A City Council committee is scheduled to take up a proposal to establish Indigenous Peoples Day as a holiday in Los Angeles.
The Arts, Parks and River Committee will discuss a motion introduced by Councilman Mitch O’Farrell — who is part Native American — that calls for setting aside a day each year to recognize the history, culture and achievements of indigenous peoples.
Indigenous Peoples Day has typically been adopted in other cities as part of a wider movement to criticize the celebration of Columbus Day, which falls on the second Mondays of October.
Other cities have chosen to stop celebrating Columbus Day in favor of using the day to focus on Native Americans instead, but O’Farrell left his motion open to potentially allow both holidays to have their own days.
Critics of Columbus Day say the holiday’s namesake is undeserving of the recognition, arguing that when Columbus landed on the American continents, millions of people had already been living on there and his arrival eventually led to many of those people being enslaved or their populations thinned.
Berkeley, Denver, Seattle, Anchorage, Portland and Albuquerque have already stopped observing Columbus Day and replaced it with Indigenous Peoples Day.
Speaking at a City Hall luncheon event celebrating Native American Heritage Month last November, O’Farrell called the observance of Columbus Day a “travesty,” while Native Americans have historically been “devalued.”
O’Farrell, whose father is Irish American and his mother a member of the Wyandotte Nation tribe, said he grew up hearing teachers describing Columbus as a “great man.” But over the years, it has become “less acceptable to really even mention his name in a positive light,” he said.
While O’Farrell was strongly critical of Columbus Day, he would not say if he would go as far as ending its observance in Los Angeles.
His motion only calls for the City Administrative Officer to report back on creating the holiday, and asks the Los Angeles Human Relations Commission to report on the “historical importance and cultural impact” of establishing a “legal city holiday” recognizing indigenous peoples, and does not suggest the annual observance day be replaced.
The idea of renaming Columbus Day as Indigenous Peoples Day faces some resistance from O’Farrell’s colleagues. Councilman Joe Buscaino, who is Italian American, said in a statement that for families like his, “who immigrated to the United States, Columbus Day celebrates a commitment to cross an ocean and a border and start a new life in the new world.”

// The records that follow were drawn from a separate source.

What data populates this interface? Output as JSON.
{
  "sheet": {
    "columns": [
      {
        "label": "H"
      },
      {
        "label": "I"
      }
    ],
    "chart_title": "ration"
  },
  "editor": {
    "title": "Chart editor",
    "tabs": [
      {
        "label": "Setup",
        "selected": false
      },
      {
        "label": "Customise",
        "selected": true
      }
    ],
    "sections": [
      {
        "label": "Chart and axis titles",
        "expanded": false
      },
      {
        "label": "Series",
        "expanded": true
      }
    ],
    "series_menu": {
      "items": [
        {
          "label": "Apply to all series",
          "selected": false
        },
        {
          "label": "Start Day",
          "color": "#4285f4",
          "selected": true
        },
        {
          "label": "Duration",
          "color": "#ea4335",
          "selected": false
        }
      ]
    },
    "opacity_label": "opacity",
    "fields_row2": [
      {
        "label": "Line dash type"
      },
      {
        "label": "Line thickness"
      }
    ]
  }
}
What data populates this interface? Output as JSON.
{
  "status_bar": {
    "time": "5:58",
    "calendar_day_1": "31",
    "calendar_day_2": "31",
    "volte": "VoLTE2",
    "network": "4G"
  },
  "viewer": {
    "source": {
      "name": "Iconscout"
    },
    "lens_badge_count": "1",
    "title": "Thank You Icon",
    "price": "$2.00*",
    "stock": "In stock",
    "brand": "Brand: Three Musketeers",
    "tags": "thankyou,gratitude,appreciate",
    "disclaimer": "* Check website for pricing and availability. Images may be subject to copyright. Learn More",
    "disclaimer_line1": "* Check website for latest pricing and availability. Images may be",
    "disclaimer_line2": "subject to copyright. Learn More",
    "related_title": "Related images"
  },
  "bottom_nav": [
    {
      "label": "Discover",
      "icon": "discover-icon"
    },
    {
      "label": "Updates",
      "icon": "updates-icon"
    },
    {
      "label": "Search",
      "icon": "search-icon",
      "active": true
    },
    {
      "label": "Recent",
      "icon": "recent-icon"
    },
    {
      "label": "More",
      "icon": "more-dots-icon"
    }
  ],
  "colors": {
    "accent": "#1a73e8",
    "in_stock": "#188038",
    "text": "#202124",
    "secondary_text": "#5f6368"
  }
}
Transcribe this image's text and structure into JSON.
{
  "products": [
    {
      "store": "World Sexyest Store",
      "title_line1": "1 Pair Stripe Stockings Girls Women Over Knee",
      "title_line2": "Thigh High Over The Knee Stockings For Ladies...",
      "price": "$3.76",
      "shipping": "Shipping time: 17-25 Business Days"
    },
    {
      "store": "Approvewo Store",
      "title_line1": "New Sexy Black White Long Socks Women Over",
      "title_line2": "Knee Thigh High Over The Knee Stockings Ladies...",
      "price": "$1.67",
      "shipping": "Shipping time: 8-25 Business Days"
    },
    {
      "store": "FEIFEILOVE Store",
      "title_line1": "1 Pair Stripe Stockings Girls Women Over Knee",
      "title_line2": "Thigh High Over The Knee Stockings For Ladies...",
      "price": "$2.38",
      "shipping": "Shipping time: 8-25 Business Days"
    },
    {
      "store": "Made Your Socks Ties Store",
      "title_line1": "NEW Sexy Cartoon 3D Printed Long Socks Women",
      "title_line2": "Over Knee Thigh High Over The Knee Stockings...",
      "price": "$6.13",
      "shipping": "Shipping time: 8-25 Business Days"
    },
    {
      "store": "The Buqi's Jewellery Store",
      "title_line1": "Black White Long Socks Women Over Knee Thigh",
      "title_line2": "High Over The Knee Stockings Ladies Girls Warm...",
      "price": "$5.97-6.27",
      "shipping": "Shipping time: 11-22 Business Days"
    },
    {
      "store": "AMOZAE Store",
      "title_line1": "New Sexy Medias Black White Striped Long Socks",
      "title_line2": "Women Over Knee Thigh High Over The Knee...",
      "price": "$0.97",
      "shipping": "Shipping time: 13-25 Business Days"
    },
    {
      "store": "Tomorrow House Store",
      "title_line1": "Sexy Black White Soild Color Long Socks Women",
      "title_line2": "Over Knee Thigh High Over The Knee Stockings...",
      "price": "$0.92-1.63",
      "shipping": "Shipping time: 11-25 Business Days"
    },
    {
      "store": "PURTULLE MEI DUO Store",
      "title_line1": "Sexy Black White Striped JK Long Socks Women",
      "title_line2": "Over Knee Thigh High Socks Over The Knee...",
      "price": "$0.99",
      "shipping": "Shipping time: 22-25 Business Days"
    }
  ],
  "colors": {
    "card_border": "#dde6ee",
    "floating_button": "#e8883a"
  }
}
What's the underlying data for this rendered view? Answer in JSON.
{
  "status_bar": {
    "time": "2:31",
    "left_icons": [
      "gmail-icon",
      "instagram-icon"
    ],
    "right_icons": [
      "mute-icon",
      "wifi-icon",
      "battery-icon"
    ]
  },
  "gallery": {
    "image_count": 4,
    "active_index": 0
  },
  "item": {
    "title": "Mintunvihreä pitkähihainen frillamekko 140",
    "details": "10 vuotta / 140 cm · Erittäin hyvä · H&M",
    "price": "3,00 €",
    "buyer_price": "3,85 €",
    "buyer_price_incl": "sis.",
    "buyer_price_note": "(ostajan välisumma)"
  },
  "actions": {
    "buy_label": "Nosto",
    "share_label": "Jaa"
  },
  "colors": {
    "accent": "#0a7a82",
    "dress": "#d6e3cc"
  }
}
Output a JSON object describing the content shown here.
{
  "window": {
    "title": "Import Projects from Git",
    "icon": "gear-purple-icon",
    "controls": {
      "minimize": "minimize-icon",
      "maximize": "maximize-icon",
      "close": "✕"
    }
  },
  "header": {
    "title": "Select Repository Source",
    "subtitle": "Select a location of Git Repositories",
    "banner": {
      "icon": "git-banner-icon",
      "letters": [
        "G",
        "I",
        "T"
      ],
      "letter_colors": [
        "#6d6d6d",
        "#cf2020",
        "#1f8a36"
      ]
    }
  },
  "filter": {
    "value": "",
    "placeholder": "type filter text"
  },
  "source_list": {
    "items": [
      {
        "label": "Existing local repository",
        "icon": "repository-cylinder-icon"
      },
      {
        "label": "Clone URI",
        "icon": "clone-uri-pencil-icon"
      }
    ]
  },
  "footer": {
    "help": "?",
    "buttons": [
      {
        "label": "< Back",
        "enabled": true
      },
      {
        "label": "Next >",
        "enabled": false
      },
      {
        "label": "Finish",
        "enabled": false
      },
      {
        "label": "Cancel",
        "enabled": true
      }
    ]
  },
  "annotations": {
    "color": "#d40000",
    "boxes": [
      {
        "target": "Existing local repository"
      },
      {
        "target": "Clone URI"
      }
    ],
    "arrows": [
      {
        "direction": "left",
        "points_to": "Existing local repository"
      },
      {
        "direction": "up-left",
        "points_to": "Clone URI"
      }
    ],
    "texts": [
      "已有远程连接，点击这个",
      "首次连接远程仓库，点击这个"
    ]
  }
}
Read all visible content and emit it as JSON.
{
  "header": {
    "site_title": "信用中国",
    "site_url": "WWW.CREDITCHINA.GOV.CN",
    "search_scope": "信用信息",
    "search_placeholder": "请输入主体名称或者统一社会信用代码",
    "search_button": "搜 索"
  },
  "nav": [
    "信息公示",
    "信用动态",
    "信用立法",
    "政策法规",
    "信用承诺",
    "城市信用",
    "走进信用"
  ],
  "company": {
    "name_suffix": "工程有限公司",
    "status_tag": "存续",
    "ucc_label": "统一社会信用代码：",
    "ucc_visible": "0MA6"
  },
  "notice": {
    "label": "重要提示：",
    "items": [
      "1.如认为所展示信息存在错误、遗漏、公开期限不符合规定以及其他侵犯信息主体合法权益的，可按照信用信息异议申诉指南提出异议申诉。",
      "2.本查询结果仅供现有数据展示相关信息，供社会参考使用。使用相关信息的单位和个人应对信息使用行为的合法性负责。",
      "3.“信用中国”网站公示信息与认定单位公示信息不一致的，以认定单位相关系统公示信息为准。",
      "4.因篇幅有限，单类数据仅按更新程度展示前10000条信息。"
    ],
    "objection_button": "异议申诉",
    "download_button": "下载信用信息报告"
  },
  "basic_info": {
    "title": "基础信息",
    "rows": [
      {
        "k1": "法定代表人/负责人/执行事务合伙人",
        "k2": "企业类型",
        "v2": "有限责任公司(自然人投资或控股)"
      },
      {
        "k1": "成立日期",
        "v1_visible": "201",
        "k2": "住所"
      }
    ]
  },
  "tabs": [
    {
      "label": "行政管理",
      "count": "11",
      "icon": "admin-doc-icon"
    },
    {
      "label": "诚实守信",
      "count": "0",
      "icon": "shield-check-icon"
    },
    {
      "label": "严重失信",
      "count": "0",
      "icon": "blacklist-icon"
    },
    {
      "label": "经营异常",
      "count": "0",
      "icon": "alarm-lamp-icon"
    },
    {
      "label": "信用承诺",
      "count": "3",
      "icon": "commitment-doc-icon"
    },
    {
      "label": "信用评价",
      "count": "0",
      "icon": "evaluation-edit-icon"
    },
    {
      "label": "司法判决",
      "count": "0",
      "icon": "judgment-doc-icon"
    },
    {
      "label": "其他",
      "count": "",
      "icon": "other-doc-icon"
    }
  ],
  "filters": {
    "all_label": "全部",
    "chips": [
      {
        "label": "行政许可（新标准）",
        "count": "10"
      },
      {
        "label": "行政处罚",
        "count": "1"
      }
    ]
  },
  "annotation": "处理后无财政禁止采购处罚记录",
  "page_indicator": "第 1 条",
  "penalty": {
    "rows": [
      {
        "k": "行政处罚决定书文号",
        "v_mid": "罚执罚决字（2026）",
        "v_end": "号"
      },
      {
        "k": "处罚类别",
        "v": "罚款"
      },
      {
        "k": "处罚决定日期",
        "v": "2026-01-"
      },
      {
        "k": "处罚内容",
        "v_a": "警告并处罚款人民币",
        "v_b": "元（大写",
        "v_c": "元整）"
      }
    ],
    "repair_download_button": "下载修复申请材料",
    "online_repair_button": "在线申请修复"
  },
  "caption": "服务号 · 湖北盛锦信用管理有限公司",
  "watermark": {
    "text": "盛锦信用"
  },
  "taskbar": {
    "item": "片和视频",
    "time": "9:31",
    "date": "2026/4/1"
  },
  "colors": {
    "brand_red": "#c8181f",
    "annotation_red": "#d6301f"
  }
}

O’Farrell told City News Service that he is aware that some Italian Americans may have attachments to the holiday, but there are other better ways to celebrate Italian culture, arts, food and contributions.
“There is a complete disconnect and separation from any of that to Christopher Columbus,” he said.
For some Native Americans who attended the City Hall heritage month event, the holiday would bring more attention to a population that is often ignored. Navajo tribe member Glenn Talley noted that a day like an Indigenous Peoples Day would “straighten out some of the issues of the past.”